Color is aesthetic, clarity is evidentiary.

Icon Encoding

Encoding

Even when shutter speed and lighting are correct, detail can still be lost during the camera analog to digital conversion process. High resolution streams combined with high frame rates and complex moving backgrounds demand extremely high bitrates. These combinations can exceed encoder capacity and introduce visible detail loss, especially in identification areas. When encoder pipelines are stressed, macro-blocking, smearing, and quantization artifacts can erode the very details required for evidence.

To protect evidentiary quality during deployment:

  • Reduce frame rate to 15 to 20 FPS.
  • Define regions of interest and guarantee bitrate preservation in those regions.

By prioritizing bit rate where identification occurs, installers can achieve frame level clarity without overwhelming the encoder or wasting storage.

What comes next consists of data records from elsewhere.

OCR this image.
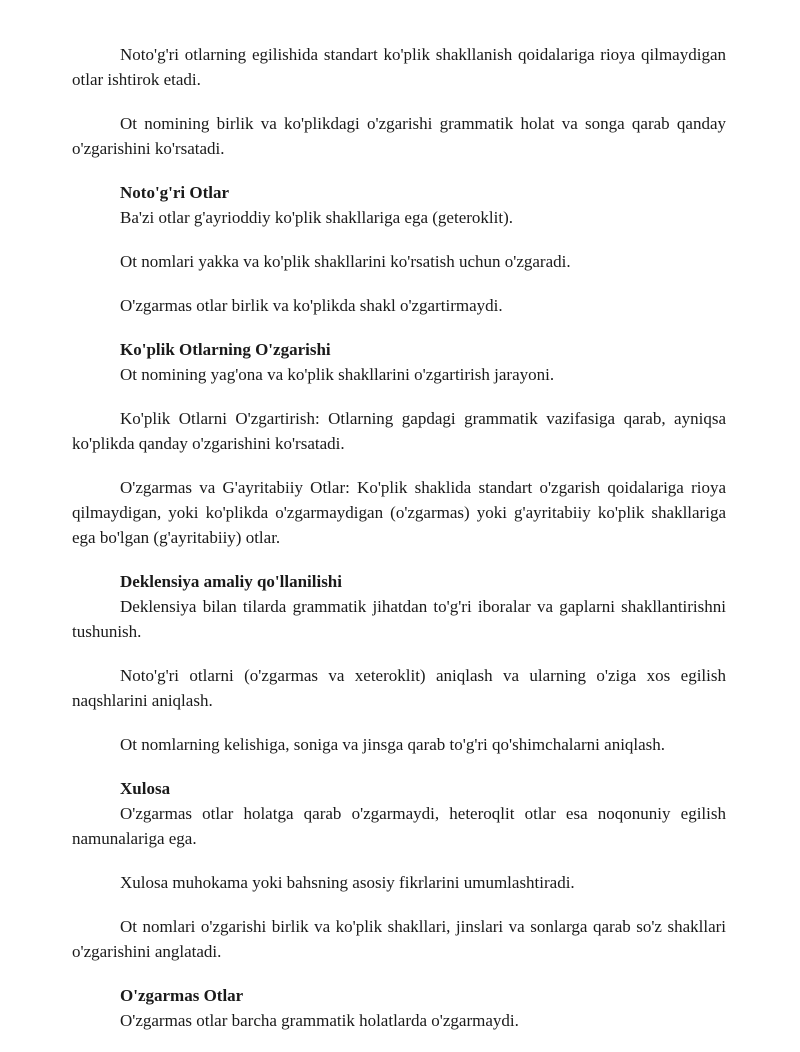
Noto'g'ri otlarning egilishida standart ko'plik shakllanish qoidalariga rioya qilmaydigan otlar ishtirok etadi.

Ot nomining birlik va ko'plikdagi o'zgarishi grammatik holat va songa qarab qanday o'zgarishini ko'rsatadi.

Noto'g'ri Otlar

Ba'zi otlar g'ayrioddiy ko'plik shakllariga ega (geteroklit).

Ot nomlari yakka va ko'plik shakllarini ko'rsatish uchun o'zgaradi.

O'zgarmas otlar birlik va ko'plikda shakl o'zgartirmaydi.

Ko'plik Otlarning O'zgarishi

Ot nomining yag'ona va ko'plik shakllarini o'zgartirish jarayoni.

Ko'plik Otlarni O'zgartirish: Otlarning gapdagi grammatik vazifasiga qarab, ayniqsa ko'plikda qanday o'zgarishini ko'rsatadi.

O'zgarmas va G'ayritabiiy Otlar: Ko'plik shaklida standart o'zgarish qoidalariga rioya qilmaydigan, yoki ko'plikda o'zgarmaydigan (o'zgarmas) yoki g'ayritabiiy ko'plik shakllariga ega bo'lgan (g'ayritabiiy) otlar.

Deklensiya amaliy qo'llanilishi

Deklensiya bilan tilarda grammatik jihatdan to'g'ri iboralar va gaplarni shakllantirishni tushunish.

Noto'g'ri otlarni (o'zgarmas va xeteroklit) aniqlash va ularning o'ziga xos egilish naqshlarini aniqlash.

Ot nomlarning kelishiga, soniga va jinsga qarab to'g'ri qo'shimchalarni aniqlash.

Xulosa

O'zgarmas otlar holatga qarab o'zgarmaydi, heteroqlit otlar esa noqonuniy egilish namunalariga ega.

Xulosa muhokama yoki bahsning asosiy fikrlarini umumlashtiradi.

Ot nomlari o'zgarishi birlik va ko'plik shakllari, jinslari va sonlarga qarab so'z shakllari o'zgarishini anglatadi.

O'zgarmas Otlar

O'zgarmas otlar barcha grammatik holatlarda o'zgarmaydi.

Frame integrity matters more than frame volume.

Icon Capture Angles

Capture Angles

Capture angles determine what is possible. No sensor or AI model can overcome poor positioning.

For face capture:

  • Mounting height: ~2.5–3.5 m (8–12 ft)
  • Modest downward tilt
  • Avoid steep overhead or side-angled shots that obscure eyes and facial features

For license plates:

  • Tight field of view
  • Controlled angle
  • High pixel density at the capture line

Height, distance, and angle cannot be corrected after installation.

Positioning determines identification.

Icon Form Factor

Form Factor

All UniFi cameras are designed for evidence capture. Form factor selection is about environment and durability, not image quality trade-offs.

Bullet & turret cameras:

  • Predictable capture angles
  • Lower maintenance
  • No dome-related IR glare

Dome cameras:

  • Greater vandal resistance
  • More discreet appearance
  • Require careful installation to avoid IR reflections

PTZ cameras:

  • Ideal for patrol and situational awareness
  • Should supplement, not replace, fixed evidence cameras

Primary evidence should always come from fixed cameras with known capture angles.

Icon Optical Zoom

Optical Zoom

Optical zoom preserves evidence when distance can’t change. Pixel density at the point of identification is critical. When mounting distance is constrained, optical zoom preserves evidentiary quality without relocating the camera.

Higher tier models are appropriate when:

  • Distance cannot be reduced
  • Field of view must remain tight
  • Face and LPR accuracy are required
  • Low-light performance is critical

Zoom maintains identification integrity without compromising shutter discipline.

Icon Supplementary Cameras

Supplementary Cameras

Supplementary cameras expand awareness, not evidence.

Effective deployments assign roles intentionally:

  • Primary cameras: tight FOV, evidence-first
  • Supplementary cameras: 180° / 360° for awareness
  • PTZ: patrol and tracking

PTZ tracking can be triggered by primary cameras through Alarm Manager, extending coverage without sacrificing fixed evidence integrity.

Awareness and evidence serve different purposes and should not be conflated.

Icon Specialized LPR Design: Truth Over Context

Specialized LPR Design: Truth Over Context

UniFi LPR cameras are purpose-built for license plates:

  • IR-pass filtering blocks glare
  • Very fast night shutter speeds
  • Angle capture optimized for reflective surfaces

The rest of the vehicle may not be visible, and that is intentional.

Accuracy outweighs context.

Icon Small Cues Improve Capture Outcomes

Small Cues Improve Capture Outcomes

Evidence capture is not purely optical, it is behavioral. UniFi Pro cameras include visual detection cues, such as the animated detection ring, which:

  • Draw attention during detection
  • Encourage subjects to face the camera
  • Improve capture angles naturally
  • Can deter further malicious action
Icon The Core Principle

The Core Principle

Forensic grade video requires alignment of:

  • Fast shutter speeds
  • Adequate photon capture
  • Decisive IR activation
  • Large sensors & narrow field of view
  • Encoding tuned for frame integrity
  • Proper capture angles
  • Purpose-driven camera roles

Truth is captured in photons. Photons are constrained by time, time is controlled by shutter speed, and everything else exists to support that constraint.

Design for truth first, aesthetics are secondary.